ПОКА Дима был дома, Люба взяла больничный. За мальчиком и не нужен был особый уход, ведь он уже достаточно взрослый. Но Любе предстояло в первый раз в жизни самостоятельно подготовиться к зиме. Надо было почистить погреб, пересыпать туда выкопанную картошку, опустить овощи с грядки. Она-то надеялась, что сын поможет, а теперь вот приходилось всё делать одной, хорошо, что ей ещё помогала Вера. Вера договорилась, чтобы Любе привезли дрова на зиму. У той не было на это денег, но с деньгами помог Вася.
- Я потом у муженька твоего в Москве вытрясу. Кстати, ты чего, Любань, на развод не подаёшь? Алименты получала бы, хоть какая бы помощь была.
- Да какие с него алименты, он же неофициально работает. Да и, может, ещё, - она, не договорив, замолчала, самой стыдно стало, что ещё надеется на Колино возвращение. Хотя умом понимала, что он уже не вернётся, сердцем продолжала надеяться.
- Даже если не алименты, у тебя ж все равно льготы будут, - настаивал Вася. - А если он с новой женой приедет и дом пополам делить начнёт?
- Нет, пусть будет, как будет, а там посмотрим, - сопротивлялась Люба.
Прошло десять дней, Люба отвезла Диму на приём в городскую больницу. Там сказали, что всё идёт хорошо, и через две недели мальчику снимут гипс.
Через несколько дней, когда они остались наедине, и он в очередной раз посмотрел на неё, она всё-таки решилась:
- А вы не жалейте меня, Вениамин Петрович. Жалость - это унизительное чувство. Да, я слабая женщина, но жалости от вас не заслуживаю.
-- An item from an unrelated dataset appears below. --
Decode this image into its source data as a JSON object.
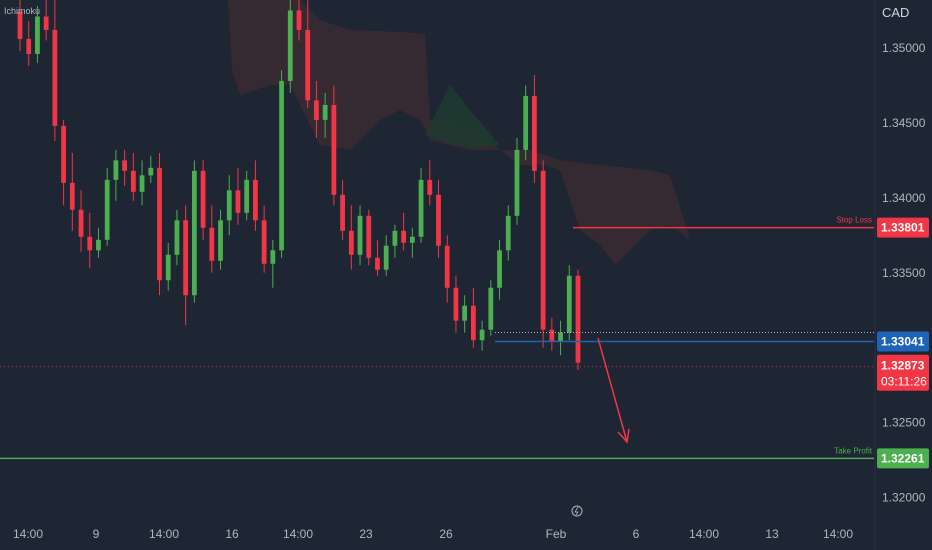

Зачем вы меня обижаете?
В глазах доктора промелькнуло недоумение.
- Так вы считаете, что я вас жалею? - медленно произнёс он. - Да, думайте, как хотите.
Он встал и начал быстро ходить по комнате, сложив руки за спиной. Потом резко остановился перед ней и выпалил:
- Хотите знать, что я действительно думаю! - решился, наконец, он - Так вот, да, я вас жалею и не только. Я думаю, что такой старый болван, как я, не должен даже и надеяться... Но я, как мальчишка, как дурак, каждый день, каждую минуту, думаю о вас.
Он замолчал, губы его дрожали, а руки нервно мяли вытащенную из кармана сигарету.
- В общем, я не имею права даже надеяться, вы, вы... - он снова прервал свою несвязную речь и, выбежав на улицу, нервно закурил.
Люба, сама себе удивляясь, была почему-то рада. Она улыбнулась, потянулась на стуле и, напевая под нос весёлую песенку, занялась своим делом.
"Пусть помучается, - почему-то пришло ей в голову, а затем: - разве так можно? О чём ты думаешь? Не смей. А почему не смей? - кружилось в голове. - Почему мне не должно быть хорошо? Я же женщина, что, я разве не могу нравиться мужчине?"
Доктор вошёл в кабинет не один, а с посетителем и продолжил приём, даже не смотря в её сторону.